There were, of course, other reasons he could have given. And I could have told him other stories about us, too, provided other perspectives of and thus apologies for our marriage. Instead, for a moment, I was reminded of a trip we'd once taken to Toronto together. It was the weekend we'd stayed in an old Victorian hotel, never leaving our room except to get dinner. It was the kind of weekend that's only possible when the participants aren't yet fully aware that they are a couple. We were so happy, in fact, that it took awhile for us to notice the screaming. Somewhere, a few floors below, a woman was shrieking at someone threatening her in the building. At first, we thought it was another couple at the hotel having a lover's quarrel, then it became clear it was coming from the next building over, from the apartment where a dim light burned through orange shades, the pale color dappling the brick of the building across from us. My husband walked, naked, to the window. I followed, crouching beside him at the curtains. A dark shape flickered behind the shades. "Alone!" a woman's voice shrieked. "Leave me alone!" The figure paced, stopped, paced again. "God fuck you!" the voice howled. "God fuck you!"
Down the street, a dog barked. We waited for a response, a door to slam, a dish to be thrown, but nothing came.
My husband called the desk clerk to see if someone might go over to calm her. I waited by the window. The woman had been screaming for over an hour now, and her voice was ragged, as if the lining of her throat had been rubbed away with shards of gravel. "Alone!" it howled. "Leave me alone!"
"So much for romance," my husband muttered. I shrugged and padded back to our bed, which had cooled now, the sheets and blankets twisted on the floor. We tried to kiss, but found it impossible, listening to the woman's death rattle of a shriek.
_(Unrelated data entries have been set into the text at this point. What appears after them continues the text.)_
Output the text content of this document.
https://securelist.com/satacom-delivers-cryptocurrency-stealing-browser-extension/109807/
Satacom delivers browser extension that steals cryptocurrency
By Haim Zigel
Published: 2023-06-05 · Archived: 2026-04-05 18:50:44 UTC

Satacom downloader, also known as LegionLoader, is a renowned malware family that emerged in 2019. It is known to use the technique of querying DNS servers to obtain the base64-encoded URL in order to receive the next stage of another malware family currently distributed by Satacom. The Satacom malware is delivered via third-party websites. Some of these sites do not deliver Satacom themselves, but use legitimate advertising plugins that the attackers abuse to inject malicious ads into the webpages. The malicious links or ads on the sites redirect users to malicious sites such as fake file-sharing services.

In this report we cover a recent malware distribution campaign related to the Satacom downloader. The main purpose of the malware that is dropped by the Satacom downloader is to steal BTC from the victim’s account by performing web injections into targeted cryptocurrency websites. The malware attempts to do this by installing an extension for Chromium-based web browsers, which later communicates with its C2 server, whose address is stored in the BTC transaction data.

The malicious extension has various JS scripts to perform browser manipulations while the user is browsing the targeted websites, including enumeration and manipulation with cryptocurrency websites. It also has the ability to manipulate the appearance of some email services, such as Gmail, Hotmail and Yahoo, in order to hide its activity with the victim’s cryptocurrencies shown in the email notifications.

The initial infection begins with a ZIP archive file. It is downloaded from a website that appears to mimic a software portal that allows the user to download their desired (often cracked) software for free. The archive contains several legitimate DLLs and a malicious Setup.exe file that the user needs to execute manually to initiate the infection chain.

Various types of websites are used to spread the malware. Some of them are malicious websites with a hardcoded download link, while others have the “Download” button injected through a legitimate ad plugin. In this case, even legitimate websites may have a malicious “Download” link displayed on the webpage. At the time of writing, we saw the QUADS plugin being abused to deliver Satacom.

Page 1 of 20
I pushed my husband away gently and he stopped, curling beside me. We spooned in the dark and listened to the woman who was sobbing now somewhere below us, pacing back and forth before the circle of her orange light.
I could have reminded him of this story. I could have told him more and more until, over the hour, we became unrecognizable to each other, inseparable from these memories. I fantasized about taking his face between my hands: what would it be like to marry this man again, a man who I barely understood to begin with, to start our love not from hope but from the origin of our disappointment and regret? It was dangerous to think we might love each other more by requiring less of each other, that in reality it had been our lack of feeling that kept us, in our intimacy, pushing and clawing and that by recognizing that fact now, we might come back together. In that sense, our divorce now resembled our marriage: an anxious, continuous friction that bound us officially, yet also–even more deeply–kept us apart. My ex-husband had been right: for us to remain in each other's lives as we'd promised, we would have to become strangers to each other.
My ex-husband looked at me, brow furrowed, as if he wanted to say something. But I don't know if he did, or what he would have said or thought. And, out of love for him, I never asked.